My son commented recently: ‘you think quite highly of yourself‘. A few weeks later a much respected mentor wondered if it wasn’t hard for me to always have to supply the answers to (my) life’s questions. Both comments were made in the spirit of love, friendship, and in my son’s case, a small provocation.
I try to find it a gift when people hold up a mirror and show me something about myself that I wasn’t aware of. And yes, that can be uncomfortable too. So what surprised me was how their words continued to echo in my head as if they had said something really negative; as if ‘thinking highly’ of oneself, and finding the answers to life’s conundrums was somehow not okay.
Therapy builds self confidence.. right?
Self doubt can be a positive process and a healthy attribute when it leads to answers that truly come from within. Be they accepting or rejecting of the comments that started the process in the first place. So yes, self doubt leads to self confidence.Think of the waste of all those therapy sessions, my own, and those of millions of others, if feeling good about yourself, even thinking ‘highly’ of yourself is not a goal. But ask a client to really express their increasing self love in response to positive external life events and most will be shocked.
Did that incident make you feel good about yourself… respect yourself?
And usually the answer will be..
… eehhhh.. better yes.. but to say I love myself…….?
Hubris, Calvinism, good old RC guilt… the fall-out of the self help industry, as well as the build them up and tear them down media…… it has a lot to answer for.
So this is the paradox. We spend money on trying to feel better about ourselves and yet feel embarrassed to admit it when we do. In a recent episode of BBC4’s Start the week programme the humourist and author David Sedaris reflected that his father’s negative comments have been a positive, motivating influence. Listening to the clip broke my heart. He seems to have told himself his father’s cruelty has saved him from becoming too full of himself. Did no one else notice his voice was dead and void of any sparkle. Indeed the whole show is a testament to the confusion we now feel around self-love.
We live in a society that is constantly telling us how we can be better, more confident, more successful, and yet, BEING confident and successful is frowned upon. The media build up stars and politicians to be superstars, and when they are, or are thought to be, they pull them down again. The adjective ‘narcissistic’ has become part of our daily language, though the condition is often described for its symptoms, rather than its underlying psychological split*.
Are we collectively going too far the other way? Is society as deeply split as the most deeply wounded Narcissist? Veering between a collective experience of being weak and victimised to being grandiose and magnificent. No room for anything, or anyone, in-between.

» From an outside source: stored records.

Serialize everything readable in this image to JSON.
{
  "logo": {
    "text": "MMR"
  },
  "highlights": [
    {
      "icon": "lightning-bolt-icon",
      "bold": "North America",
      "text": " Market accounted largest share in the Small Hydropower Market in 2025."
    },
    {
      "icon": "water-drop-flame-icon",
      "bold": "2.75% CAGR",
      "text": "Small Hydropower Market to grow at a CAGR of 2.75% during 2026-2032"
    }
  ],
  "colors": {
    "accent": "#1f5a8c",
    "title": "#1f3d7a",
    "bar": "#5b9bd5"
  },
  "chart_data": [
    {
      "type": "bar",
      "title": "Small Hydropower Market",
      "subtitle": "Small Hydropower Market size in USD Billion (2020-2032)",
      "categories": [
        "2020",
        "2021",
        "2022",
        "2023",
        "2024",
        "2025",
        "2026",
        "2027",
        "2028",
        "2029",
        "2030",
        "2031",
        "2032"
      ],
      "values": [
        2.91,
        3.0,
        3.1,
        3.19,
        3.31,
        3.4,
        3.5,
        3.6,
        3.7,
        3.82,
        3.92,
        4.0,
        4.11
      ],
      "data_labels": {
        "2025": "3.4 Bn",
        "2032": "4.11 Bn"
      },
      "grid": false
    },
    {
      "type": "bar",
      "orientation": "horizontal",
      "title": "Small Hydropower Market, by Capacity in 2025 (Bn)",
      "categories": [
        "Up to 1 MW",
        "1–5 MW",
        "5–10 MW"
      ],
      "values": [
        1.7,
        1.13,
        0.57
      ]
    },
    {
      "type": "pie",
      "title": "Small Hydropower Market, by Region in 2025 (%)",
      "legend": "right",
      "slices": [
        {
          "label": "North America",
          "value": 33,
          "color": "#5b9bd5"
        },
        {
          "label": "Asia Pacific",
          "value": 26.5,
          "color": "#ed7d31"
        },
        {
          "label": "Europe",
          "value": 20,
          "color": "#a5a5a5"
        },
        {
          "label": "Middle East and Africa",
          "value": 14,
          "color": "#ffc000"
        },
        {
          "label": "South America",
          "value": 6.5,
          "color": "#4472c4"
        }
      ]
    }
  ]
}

Healthy Narcissism is the product of being confidently insecure and insecurely confident. The knowledge that one doesn’t exist without the other. No longer in the throws of grandiose behaviour one moment, and deep insecurity the next. Including the insecurities that are part and parcel of who we are, and embracing what makes us shine.
Given the above, yes, I have to admit that, for now, I am feeling quite good about myself. And look, see how that little word ‘quite’ sneaked in there, as if writing that I AM feeling good, or even REALLY good about myself is just a bridge too far. And no, I don’t feel I need to have all the answers, I prefer exploring the questions.
Surely true courage lies in taking the risk to be proud of who you are while remaining vigilant you don’t lose yourself in it?
* Narcissism – in brief – is the dysfunctional behaviour that occurs when the two poles of our experience of being perfect, and our experience of being useless, have drifted too far apart. Sadly, when you google Narcissism you only find the omnipotent, un-empathetic, ramp light hogging version that sucks all the oxygen out of the relationship. The polar opposite, the Narcissistic wound that leads to a collapsed ego, full of self hatred and doubt is more often mis-diagnosed as depression or even a masochistic personality disorder. Healthy Narcissism is the ability to hold perfection and imperfection as equally true about yourself. Neither splitting off in one direction or the other.